There are some manifests that we apply directly to kube. There's no clean way to utilize sctl to aid in this secret workflow.

Should there be an alternate injection method? Should sctl grow the ability to interpret gotemplates on the fly and provide resident in-place output vs the env guard?

Food for thought in upcoming iterations. I haven't fully mapped the pros/cons to this and what the implications are.

lazypower commented 5 years ago

we're going to need to base64 encode the contents before attempting to encrypt, and rely on double base64 encoded values.

This means we'll need to impose a breaking change, add a command to migrate, and default to the new behavior moving forward.
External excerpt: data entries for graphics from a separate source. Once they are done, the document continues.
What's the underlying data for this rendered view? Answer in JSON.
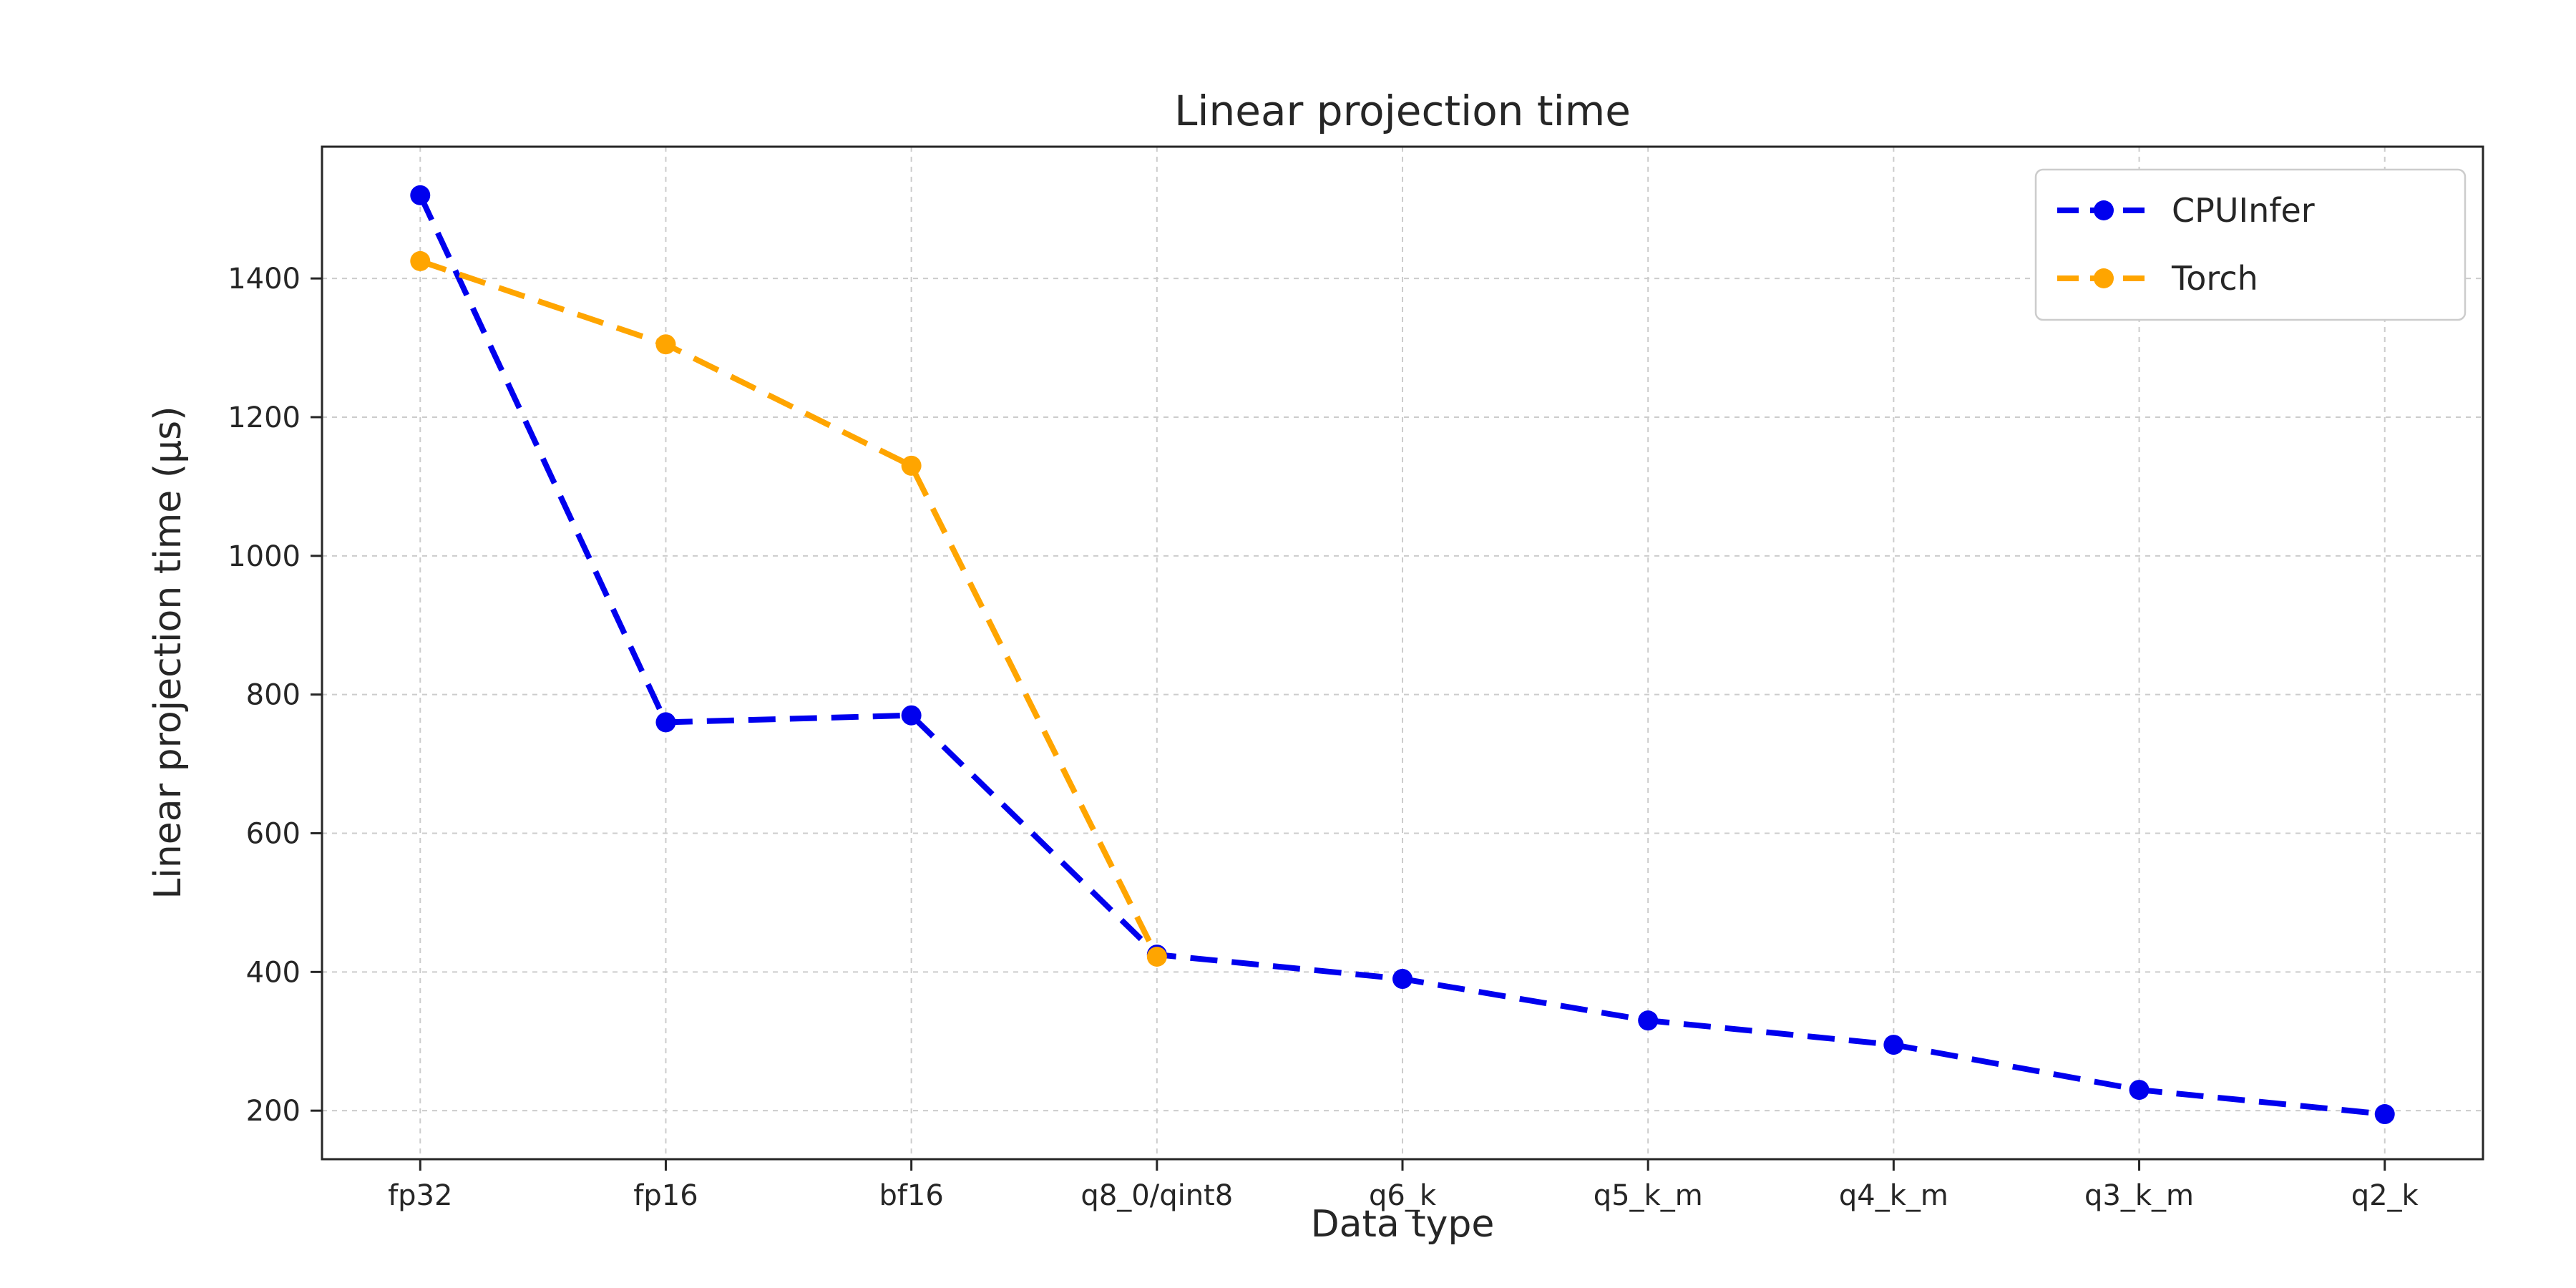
{
  "chart_data": {
    "type": "line",
    "title": "Linear projection time",
    "xlabel": "Data type",
    "ylabel": "Linear projection time (µs)",
    "categories": [
      "fp32",
      "fp16",
      "bf16",
      "q8_0/qint8",
      "q6_k",
      "q5_k_m",
      "q4_k_m",
      "q3_k_m",
      "q2_k"
    ],
    "series": [
      {
        "name": "CPUInfer",
        "color": "#0000ee",
        "marker": "circle",
        "linestyle": "dashed",
        "values": [
          1520,
          760,
          770,
          425,
          390,
          330,
          295,
          230,
          195
        ]
      },
      {
        "name": "Torch",
        "color": "#ffa500",
        "marker": "circle",
        "linestyle": "dashed",
        "values": [
          1425,
          1305,
          1130,
          422,
          null,
          null,
          null,
          null,
          null
        ]
      }
    ],
    "yticks": [
      200,
      400,
      600,
      800,
      1000,
      1200,
      1400
    ],
    "ylim": [
      130,
      1590
    ],
    "grid": true,
    "legend_position": "upper right"
  }
}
I guess we could do some detection like IsBase64Encoded(*).. but i'm not sure its desireable to retain the current behavior which mangles multi-line content.

lazypower commented 5 years ago

Good news, no breaking changes, and no migration path needed.

lazypower commented 5 years ago

https://github.com/vapor-ware/sctl/releases -

Scuttle 0.8.2 is out. It retains backwards compatibility with our existing .scuttle.json state, and introduces new behavior that supports multi-line secrets by declaring encoding.

You can now env inject things like TLS certificates, PGP Keys, and configuration files for cloud providers. Additionally, if you encounter a situation where you want to encrypt base64 encoded data, that can be achieved now with the --no-decode flag when you sctl add a secret. Otherwise scuttle will decode the data and may mangle your value.